Ne Cruise ne de McQuarrie, Cruise’un sıradaki filmde izleyiciler için yapmaya hazırlandıkları çığır açan tehlikeli sahneyi açıklamaya hazır değillermiş. McQuarrie en azından şunu söylüyor; “Ölümcül Hesaplaşma Birinci Bölüm’deki motosiklet atlayışı bugüne kadar kalkıştığımız en tehlikeli şeydi. Beni o tehlikeli sahneden daha çok korkutan tek şey, İkinci Bölüm için planladığımız şeylerdi.”

Ama şu an için ikisinin de istediği tüm dünyadaki izleyicilerin kendilerini, bu Mission Impossible filmini bugüne kadarki en neşeli, tutkulu ve duygusal bölümü yapan şaşırtıcı hikayesine bırakmaya hazır olmaları.

Cruise, neredeyse otuz yıllık Mission yolculuğu hakkında şunları söylüyor “Daha iyisini yapabileceğimiz şeyler olduğunu hep biliyordum. Her zaman tırmanılacak dağlar vardır. Ama ben bu filmin en yüksek vitesteki Mission olduğuna inanıyorum. Kimse bana daha sert davranamaz. Kendim için çıtayı her zaman yüksek tutarım ve her zaman kendimden çok şey beklerim. İzleyiciye nasıl hizmet edebildiğimi görmek konusunda rehavete kapılmayı hiç istemedim.” 

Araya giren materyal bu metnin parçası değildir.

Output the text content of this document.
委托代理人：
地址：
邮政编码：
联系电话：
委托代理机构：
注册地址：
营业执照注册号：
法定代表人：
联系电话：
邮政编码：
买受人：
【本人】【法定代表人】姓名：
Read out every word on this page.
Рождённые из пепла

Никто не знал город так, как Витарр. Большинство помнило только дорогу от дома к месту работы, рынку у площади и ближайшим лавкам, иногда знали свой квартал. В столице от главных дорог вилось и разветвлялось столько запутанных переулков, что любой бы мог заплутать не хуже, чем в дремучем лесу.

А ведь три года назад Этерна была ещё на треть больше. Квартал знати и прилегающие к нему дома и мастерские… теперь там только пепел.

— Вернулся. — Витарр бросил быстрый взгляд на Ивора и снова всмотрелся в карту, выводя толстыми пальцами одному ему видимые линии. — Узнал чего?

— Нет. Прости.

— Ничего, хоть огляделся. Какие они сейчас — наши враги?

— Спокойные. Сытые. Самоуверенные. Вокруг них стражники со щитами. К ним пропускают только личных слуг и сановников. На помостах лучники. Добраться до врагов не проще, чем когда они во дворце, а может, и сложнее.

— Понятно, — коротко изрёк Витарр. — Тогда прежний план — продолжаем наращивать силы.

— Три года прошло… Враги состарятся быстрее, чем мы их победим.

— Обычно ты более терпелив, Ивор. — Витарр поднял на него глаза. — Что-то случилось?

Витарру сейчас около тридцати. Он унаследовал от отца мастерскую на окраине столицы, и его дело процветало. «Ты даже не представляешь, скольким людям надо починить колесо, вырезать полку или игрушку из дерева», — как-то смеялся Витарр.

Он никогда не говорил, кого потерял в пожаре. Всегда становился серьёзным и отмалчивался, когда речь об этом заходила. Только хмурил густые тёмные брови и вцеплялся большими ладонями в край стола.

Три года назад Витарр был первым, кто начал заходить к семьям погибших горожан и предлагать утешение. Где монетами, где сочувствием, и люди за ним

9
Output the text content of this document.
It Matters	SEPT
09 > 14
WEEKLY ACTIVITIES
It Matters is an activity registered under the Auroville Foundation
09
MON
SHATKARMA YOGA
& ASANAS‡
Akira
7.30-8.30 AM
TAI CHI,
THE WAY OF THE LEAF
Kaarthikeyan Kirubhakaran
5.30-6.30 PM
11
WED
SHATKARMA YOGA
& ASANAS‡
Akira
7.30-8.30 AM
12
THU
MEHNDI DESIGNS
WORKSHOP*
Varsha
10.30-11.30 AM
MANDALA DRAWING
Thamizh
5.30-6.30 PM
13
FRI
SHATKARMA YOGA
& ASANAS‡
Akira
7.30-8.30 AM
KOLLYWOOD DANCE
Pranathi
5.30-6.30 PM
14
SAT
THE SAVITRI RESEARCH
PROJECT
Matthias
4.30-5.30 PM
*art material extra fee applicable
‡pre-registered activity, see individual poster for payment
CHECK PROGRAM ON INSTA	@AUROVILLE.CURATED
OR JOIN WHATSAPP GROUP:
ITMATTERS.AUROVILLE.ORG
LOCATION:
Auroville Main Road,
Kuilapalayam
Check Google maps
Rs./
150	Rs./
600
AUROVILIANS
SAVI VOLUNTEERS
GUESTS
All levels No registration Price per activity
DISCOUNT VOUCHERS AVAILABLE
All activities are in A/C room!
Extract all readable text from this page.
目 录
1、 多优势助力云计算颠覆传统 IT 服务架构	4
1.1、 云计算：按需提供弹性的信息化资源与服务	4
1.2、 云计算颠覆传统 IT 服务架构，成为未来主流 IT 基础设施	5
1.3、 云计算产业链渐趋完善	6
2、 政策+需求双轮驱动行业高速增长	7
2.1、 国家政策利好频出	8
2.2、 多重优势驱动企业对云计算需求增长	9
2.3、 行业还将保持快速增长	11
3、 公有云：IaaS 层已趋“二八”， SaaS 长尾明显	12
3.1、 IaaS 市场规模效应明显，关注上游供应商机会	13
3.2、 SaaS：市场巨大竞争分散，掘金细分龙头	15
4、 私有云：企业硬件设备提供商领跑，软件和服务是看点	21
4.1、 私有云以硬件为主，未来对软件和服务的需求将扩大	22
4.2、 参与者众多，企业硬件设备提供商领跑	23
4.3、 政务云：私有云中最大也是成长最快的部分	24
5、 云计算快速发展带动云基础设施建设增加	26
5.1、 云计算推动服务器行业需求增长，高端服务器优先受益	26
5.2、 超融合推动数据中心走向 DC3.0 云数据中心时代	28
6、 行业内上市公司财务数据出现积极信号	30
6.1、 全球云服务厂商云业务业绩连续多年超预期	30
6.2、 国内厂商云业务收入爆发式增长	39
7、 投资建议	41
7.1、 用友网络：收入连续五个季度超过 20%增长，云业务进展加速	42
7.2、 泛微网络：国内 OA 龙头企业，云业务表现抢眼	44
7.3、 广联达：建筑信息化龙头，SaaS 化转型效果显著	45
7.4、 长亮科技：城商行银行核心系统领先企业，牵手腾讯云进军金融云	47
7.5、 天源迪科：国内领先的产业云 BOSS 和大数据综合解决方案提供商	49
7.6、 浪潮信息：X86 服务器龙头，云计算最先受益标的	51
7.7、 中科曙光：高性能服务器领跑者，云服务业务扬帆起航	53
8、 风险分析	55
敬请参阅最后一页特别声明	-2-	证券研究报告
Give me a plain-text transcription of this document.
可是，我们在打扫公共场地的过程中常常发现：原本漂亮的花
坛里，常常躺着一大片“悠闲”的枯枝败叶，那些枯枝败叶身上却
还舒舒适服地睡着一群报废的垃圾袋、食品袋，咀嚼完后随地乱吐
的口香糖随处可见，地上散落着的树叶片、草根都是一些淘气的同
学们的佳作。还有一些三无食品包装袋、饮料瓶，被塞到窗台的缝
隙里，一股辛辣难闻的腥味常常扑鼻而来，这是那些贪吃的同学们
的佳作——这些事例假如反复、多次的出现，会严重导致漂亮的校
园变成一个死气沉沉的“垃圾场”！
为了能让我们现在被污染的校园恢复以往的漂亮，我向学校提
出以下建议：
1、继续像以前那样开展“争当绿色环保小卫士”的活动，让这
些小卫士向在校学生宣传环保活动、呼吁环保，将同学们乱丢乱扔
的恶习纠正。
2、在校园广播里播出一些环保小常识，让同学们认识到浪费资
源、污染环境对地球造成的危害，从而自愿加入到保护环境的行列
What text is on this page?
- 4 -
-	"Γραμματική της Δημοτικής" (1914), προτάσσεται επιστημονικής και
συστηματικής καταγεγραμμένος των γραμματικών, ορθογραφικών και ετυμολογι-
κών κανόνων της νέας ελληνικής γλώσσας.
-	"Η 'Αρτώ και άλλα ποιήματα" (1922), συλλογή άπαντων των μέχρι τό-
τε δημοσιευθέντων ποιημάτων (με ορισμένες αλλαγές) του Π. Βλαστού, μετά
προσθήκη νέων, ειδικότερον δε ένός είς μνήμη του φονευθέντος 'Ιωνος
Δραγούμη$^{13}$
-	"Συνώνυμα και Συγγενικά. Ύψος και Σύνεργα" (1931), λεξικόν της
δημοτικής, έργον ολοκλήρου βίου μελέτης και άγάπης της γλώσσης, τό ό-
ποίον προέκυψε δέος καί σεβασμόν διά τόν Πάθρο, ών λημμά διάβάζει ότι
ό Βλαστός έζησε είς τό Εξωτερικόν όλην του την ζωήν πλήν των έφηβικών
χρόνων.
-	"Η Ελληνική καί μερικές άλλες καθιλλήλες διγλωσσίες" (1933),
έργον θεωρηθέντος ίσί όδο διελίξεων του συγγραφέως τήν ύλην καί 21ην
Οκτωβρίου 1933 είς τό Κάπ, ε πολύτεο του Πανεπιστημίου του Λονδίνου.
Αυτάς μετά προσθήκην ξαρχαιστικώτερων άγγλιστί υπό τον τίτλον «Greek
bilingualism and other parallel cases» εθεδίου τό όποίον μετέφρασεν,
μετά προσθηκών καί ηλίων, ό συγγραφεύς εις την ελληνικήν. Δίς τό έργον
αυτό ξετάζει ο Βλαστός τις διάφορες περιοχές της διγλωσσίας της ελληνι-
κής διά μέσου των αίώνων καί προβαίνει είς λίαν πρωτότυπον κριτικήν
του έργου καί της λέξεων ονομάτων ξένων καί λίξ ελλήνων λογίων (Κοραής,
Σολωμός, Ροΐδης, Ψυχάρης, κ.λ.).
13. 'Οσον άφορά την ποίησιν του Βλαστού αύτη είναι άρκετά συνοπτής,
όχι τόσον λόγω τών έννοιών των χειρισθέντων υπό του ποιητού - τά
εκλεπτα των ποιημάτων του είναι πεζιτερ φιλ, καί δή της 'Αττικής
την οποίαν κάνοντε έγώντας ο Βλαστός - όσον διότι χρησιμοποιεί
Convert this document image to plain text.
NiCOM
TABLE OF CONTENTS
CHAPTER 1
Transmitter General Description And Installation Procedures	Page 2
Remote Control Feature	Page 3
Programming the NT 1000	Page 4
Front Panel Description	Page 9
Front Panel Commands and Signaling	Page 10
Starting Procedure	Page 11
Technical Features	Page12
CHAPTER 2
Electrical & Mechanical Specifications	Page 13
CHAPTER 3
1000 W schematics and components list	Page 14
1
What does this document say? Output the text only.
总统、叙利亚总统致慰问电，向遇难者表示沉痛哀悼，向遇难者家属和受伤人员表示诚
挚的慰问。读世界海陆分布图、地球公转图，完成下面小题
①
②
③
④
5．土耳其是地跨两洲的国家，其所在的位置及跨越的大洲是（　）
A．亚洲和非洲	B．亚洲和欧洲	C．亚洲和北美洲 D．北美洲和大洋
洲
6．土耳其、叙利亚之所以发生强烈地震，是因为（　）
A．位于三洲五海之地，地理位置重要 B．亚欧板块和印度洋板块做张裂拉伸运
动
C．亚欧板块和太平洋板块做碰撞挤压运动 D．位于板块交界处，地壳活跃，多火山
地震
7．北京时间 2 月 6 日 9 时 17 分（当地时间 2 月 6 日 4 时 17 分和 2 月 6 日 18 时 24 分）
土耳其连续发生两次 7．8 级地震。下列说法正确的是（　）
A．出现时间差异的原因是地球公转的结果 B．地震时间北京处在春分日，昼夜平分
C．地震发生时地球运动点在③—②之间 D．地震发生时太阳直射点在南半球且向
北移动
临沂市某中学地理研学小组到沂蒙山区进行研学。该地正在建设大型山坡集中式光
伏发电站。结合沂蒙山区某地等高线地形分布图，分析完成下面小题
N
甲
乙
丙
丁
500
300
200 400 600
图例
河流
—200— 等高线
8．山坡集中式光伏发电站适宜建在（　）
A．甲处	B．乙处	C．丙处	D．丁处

Cruise gülümsüyor, izleyicinin görmek üzere olduklarından ve sırada gelenin ne olacağını bildiği için heyecanlanıyor. “Hayatımın her günü bir film setinde olabilseydim olurdum. Kendimi hep zorluyorum. Elimde değil, benim doğam bu.”

Susuyor; “Ben buyum, biliyor musunuz?”